The U.S. and France have had a totalization agreement in place since 1987. The agreement specifies the various taxes, U.S. and French, covered within the ambit of the agreement.   At issue in Eshel were two French taxes:  Contribution Sociale Géneralisee (General Social Contribution, or CSG) and Contribution pour le Remboursement de la Dette Sociale (Contribution for the Repayment of Social Debt, or CRDS). Both of these taxes were implemented by the French government after the inception of the U.S.-French totalization agreement in 1987, so neither the CSG nor the CRDS were specifically listed in the totalization agreement as taxes or payments covered by the agreement. 

 

Article 2(1)(b) of the U.S.-French Totalization Agreement, which enumerates the specific “social security-type” French laws covered by the totalization agreement,  further specifies that the totalization agreement will also apply to French legislation that “amends or supplements” any of the enumerated French laws.

 

The court below, (the Tax Court), used a “dictionary definition” approach for “amend or supplement” to conclude that the CSG and CRDS payments were, in fact, covered by the totalization agreement, indicating that the French legislation establishing these CSG and CRDS payments amended or supplemented those French laws specified in the agreement.

 

This adversely impacted Mr. & Mrs.

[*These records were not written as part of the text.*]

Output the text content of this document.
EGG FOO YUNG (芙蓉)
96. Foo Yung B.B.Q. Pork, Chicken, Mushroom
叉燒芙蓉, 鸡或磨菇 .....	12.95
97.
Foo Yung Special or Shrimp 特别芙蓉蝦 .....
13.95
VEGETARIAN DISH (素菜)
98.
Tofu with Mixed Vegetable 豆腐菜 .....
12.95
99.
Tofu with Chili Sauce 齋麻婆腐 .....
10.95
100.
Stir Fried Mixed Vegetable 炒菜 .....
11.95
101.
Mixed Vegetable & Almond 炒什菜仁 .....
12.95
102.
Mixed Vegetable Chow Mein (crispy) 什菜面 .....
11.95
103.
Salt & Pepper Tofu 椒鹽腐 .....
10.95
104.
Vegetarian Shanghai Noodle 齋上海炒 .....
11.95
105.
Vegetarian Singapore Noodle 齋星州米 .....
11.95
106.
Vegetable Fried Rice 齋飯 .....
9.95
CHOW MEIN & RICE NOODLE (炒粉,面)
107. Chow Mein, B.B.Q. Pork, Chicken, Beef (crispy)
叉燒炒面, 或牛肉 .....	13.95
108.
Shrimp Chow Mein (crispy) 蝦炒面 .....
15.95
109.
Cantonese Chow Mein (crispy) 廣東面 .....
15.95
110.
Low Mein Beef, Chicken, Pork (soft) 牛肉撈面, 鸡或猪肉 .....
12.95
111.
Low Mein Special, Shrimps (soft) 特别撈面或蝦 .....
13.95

Eshel, because on their returns, they claimed CSG and CRDS amounts as part of their foreign taxes paid in connection with the foreign tax credit (FTC). However, in order for a tax to be eligible for the FTC, the tax must be an income tax with the predominant character of an income tax from a U.S. perspective, in accordance with Treas. Reg. §1.901-2(a). Taxes covered by a totalization agreement are not considered to be income taxes, and therefore, not eligible for the FTC. (For an overview of taxes that do and do not qualify for the FTC, see Treas. Reg. §1.901-2 and https://www.irs.gov/individuals/international-taxpayers/what-foreign-taxes-qualify-for-the-foreign-tax-credit).

 

The Tax Court’s conclusion, therefore, precluded the Eshels from claiming their CSG and CRDS payments as part of the income tax amount eligible for their FTC. The Eshels appealed. The DC Circuit Court of Appeals indicated that the Tax Court erred in using a “dictionary meaning” approach.  According to the appellate court, while this approach may have sufficed to assist with the interpretation of a U.S. statute, it was not the approach to be used with an executive agreement between nations such as a totalization agreement. The appellate court indicated the Tax Court should have referred to the text of the totalization agreement itself, and the shared understanding of the U.S. and France regarding what French laws “amended or supplemented” the list of French laws outlined within that agreement.  The appellate court cited past cases that supported this different approach to be used with executive agreements and treaties, indicating that courts have a responsibility to read such agreements in a manner consistent with the shared expectations of the contracting parties without taking a U.S. definitional approach.  The appellate court reversed the Tax Court’s holding and remanded the case to the Tax Court to revisit the totalization agreement interpretation issue in a manner consistent with the appellate court’s stated approach.

 

For tax practitioners with clients who are subject to totalization agreements with circumstances that do not fall very neatly or precisely within the definitions of the agreement, Eshel is instructive. The  interpretive approach indicated in Eshel (and the precedent cited therein) most certainly impacts the risks to both employee and employer within the framework of guarantees made by employer to employee under a tax equalization or tax protection agreement. It also impacts taxpayers who may be basing a foreign tax credit claim on foreign payments made that could fall under a totalization agreement and therefore should not be used as part of their FTC claim or foreign tax deduction.